IV.        FONDEMENTS POUR LA DÉCISION DE MISE AUX ARCHIVES

 

7.             L’article 48(1)(b) de la Convention Américaine, tout comme l’article 42 du Règlement de la CIDH, établissent qu’avant de déterminer la recevabilité d’une pétition, la Commission interaméricaine devra vérifier si les motifs lui ayant donné lieu existent ou subsistent toujours et si elle considère que non, elle ordonnera la mise aux archives de l’affaire. De plus, l’article 42(1)(a) du Règlement prévoit que la CIDH pourra décider de classer une affaire aux archives lorsqu’elle considère que l’information nécessaire pour rendre une décision n’est pas disponible.

 

8.             Dans la présente affaire, la requérante – épouse de la présumée victime – a informé la CIDH qu’elle avait entendu dire que son mari avait été libéré, mais qu’elle n’en connaissait pas les circonstances, ni où il se trouvait aujourd’hui. De plus, l’information disponible à la Commission interaméricaine indique que M. Gervais fût informé par l’OPC qu’une pétition avait été déposée en son nom devant la Commission interaméricaine, ce malgré quoi il n’a pas communiqué avec la CIDH. De plus, la CIDH n’a aucun moyen d’entrer en communication avec lui.

 

9.            Dans ces circonstances, la CIDH considère qu’elle ne possède pas les éléments nécessaires afin de déterminer si les motifs ayant donné lieu à la pétition subsistent, afin de se prononcer sur la recevabilité de la pétition, ou afin de rendre une décision sur les violations des droits humains alléguées.
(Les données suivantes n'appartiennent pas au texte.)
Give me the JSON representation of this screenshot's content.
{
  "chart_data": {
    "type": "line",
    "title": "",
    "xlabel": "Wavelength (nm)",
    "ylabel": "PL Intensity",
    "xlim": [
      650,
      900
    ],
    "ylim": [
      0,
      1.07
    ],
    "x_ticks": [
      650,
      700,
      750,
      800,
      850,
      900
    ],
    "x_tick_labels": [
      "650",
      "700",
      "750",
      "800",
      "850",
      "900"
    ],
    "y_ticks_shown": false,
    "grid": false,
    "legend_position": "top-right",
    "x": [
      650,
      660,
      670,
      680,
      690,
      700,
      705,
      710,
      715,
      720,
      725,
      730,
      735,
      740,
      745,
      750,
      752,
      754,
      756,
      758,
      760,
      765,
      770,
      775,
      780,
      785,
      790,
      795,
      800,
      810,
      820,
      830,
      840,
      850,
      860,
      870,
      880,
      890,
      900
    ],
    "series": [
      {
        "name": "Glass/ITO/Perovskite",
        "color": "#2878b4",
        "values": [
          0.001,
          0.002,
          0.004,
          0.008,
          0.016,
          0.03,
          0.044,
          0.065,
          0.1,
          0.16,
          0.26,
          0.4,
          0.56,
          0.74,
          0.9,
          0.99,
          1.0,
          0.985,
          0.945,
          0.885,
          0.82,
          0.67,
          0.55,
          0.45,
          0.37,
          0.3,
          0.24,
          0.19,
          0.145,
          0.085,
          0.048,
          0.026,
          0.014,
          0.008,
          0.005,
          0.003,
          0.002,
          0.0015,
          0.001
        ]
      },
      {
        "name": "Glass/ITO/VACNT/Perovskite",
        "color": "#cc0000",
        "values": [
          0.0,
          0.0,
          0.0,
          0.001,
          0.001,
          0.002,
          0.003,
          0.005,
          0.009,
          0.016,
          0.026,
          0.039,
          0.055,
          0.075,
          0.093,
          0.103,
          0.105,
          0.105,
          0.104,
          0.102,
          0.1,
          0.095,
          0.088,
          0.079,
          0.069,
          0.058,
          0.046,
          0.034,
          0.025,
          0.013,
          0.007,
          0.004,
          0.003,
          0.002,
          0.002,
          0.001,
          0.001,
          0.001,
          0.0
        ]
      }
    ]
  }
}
Par conséquent, en conformité avec l’article 48(1)(b) de la Convention Américaine et l’article 42 de son Règlement, la CIDH décide de classer cette pétition aux archives.

 

Fait et signé à Washington, DC., ce 16ème jour du mois de mars 2010.  (Signé): Felipe González, Président; Paulo Sérgio Pinheiro, Premier Vice-président; Dinah Shelton Deuxième Vice-présidente; et María Silvia Guillén, José de Jesús Orozco Henríquez, Rodrigo Escobar Gil, en qualité de membres de la Commission.


 


[1] La requérante a mentionné qu’elle se trouvait actuellement à l’extérieur d’Haïti et qu’elle n’avait aucune intention de retourner en ce pays.

[2] L'État a présenté ses observations le 7 Septembre 2001, Novembre 26, 2001 et Février 12, 2002. Le pétitionnaire a fait de même le 15 Septembre et 15 Octobre 2001 à Janvier 6, 2004. La Commission a reçu une communication de la pétitionnaire et transmis les éléments pertinents de l'État, Janvier 13, 2004.